Associated Press Writer

BRUSSELS, Belgium (AP) - Belgium tried to contain a spreading tainted-food scandal Saturday with new restrictions that further emptied already depleted supermarket shelves.

Prime Minister Jean-Luc Dehaene announced Saturday that high-fat beef and pork products had to be taken out of shops by Sunday. The government had already removed poultry, eggs and their byproducts, a move that affected everything from Belgian waffles to mayonnaise.

"First things first. We have to restore confidence," Dehaene said after a 12-hour overnight meeting.

Many other countries had already adopted measures of their own to contain Europe's worst food scandal since Britain's 1996 Mad Cow disease.

The United States blocked European Union imports of pork and poultry, and Singapore banned all EU meat products. Countries from Switzerland to South Korea took similar measures against Belgian products.

The EU took strong measures, but many member states issued tougher bans of their own.

The scandal broke last week when media reported that fat laced with cancer-causing dioxin was used to make poultry feed. Belgium's health and farm ministers resigned when it became clear they had waited a month before revealing the contamination.

"Even the maddest of science fiction screenwriters could not have come up with something like this," wrote the daily Le Soir.

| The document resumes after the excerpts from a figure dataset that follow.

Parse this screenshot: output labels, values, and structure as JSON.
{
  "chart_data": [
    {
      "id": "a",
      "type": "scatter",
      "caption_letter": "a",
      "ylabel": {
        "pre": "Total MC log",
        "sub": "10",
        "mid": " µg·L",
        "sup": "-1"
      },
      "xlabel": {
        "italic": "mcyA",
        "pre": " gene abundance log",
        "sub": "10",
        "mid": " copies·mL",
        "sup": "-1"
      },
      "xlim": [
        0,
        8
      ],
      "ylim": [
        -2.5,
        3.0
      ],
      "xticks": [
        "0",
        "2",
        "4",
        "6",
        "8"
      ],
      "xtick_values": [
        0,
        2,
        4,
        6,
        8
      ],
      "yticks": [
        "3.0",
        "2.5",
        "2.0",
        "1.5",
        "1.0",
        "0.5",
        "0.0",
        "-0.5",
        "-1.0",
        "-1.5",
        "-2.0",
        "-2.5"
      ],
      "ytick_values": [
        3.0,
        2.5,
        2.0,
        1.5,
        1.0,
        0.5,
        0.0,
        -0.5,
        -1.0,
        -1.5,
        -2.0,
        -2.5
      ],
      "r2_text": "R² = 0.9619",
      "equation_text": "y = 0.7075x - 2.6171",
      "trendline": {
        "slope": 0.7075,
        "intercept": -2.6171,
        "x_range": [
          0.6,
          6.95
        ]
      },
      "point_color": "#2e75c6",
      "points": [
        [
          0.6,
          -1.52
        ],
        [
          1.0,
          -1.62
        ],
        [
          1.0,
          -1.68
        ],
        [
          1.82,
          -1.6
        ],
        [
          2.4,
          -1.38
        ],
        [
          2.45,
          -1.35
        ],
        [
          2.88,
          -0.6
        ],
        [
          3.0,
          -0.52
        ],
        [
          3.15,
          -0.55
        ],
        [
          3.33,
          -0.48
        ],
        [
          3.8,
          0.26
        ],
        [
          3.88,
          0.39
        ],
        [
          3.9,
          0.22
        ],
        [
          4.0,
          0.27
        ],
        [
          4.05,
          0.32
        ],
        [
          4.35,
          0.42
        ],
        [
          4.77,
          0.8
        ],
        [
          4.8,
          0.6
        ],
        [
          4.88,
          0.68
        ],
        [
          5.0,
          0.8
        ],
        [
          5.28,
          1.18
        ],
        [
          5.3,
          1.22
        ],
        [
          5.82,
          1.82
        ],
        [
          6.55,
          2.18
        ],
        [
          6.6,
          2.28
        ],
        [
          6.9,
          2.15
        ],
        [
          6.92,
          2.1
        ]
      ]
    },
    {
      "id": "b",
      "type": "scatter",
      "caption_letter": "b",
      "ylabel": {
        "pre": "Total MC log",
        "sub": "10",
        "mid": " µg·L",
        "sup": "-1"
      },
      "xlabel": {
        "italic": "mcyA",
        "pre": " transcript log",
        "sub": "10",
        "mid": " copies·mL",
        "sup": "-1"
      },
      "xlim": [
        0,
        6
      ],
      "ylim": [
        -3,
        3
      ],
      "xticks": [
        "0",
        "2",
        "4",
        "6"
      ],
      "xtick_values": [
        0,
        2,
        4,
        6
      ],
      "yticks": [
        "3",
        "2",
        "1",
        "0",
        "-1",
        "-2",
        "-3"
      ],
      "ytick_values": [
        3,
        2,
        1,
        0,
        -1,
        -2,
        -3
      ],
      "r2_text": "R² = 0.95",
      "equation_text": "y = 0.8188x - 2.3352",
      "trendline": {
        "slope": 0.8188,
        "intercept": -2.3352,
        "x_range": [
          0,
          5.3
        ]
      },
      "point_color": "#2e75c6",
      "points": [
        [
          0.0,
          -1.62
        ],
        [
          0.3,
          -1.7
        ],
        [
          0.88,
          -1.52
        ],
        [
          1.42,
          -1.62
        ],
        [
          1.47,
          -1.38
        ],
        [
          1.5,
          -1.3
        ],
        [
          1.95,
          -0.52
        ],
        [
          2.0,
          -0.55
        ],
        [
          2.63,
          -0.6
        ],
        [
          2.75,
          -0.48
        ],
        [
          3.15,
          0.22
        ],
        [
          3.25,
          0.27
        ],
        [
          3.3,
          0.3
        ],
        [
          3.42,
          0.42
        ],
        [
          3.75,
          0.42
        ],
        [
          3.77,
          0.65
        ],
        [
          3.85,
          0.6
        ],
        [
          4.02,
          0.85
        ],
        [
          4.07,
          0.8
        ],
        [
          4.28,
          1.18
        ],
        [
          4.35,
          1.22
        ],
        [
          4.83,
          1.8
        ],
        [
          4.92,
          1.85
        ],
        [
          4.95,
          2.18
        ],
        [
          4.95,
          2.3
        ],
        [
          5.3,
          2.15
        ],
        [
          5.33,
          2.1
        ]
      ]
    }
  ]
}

Around the nation, containers were provided for shopkeepers and families to deposit their suspect food.

Dioxin has been traced to 176,000 pounds of contaminated animal feed from 10 companies. The government was still checking which farms had used the products.

"As of next week, we should be able to bring safe supplies on the market from non-suspect farms," Dehaene said.

Farmers complained the safety measures were too drastic and would seriously harm their image.

"This gives an incredibly negative signal to the world at large," said Noel Devisch, the president of the Farmers Union. He and leaders of other affected groups held talks Saturday with the government.

Retailers were among the hardest hit.

The government has found dioxin levels 1,000 times higher than normal in chickens. The latest tests on pigs were satisfactory but Health Minister Luc Van den Bossche remained wary.

"We've had six results which were very good, but who knows what results will be shown to me tomorrow," he said. "The situation will be under control only once everything is known."

Meanwhile, consumers had to show ingenuity, shopping at organic food and fish shops and snapping up any foreign product still in the shelves.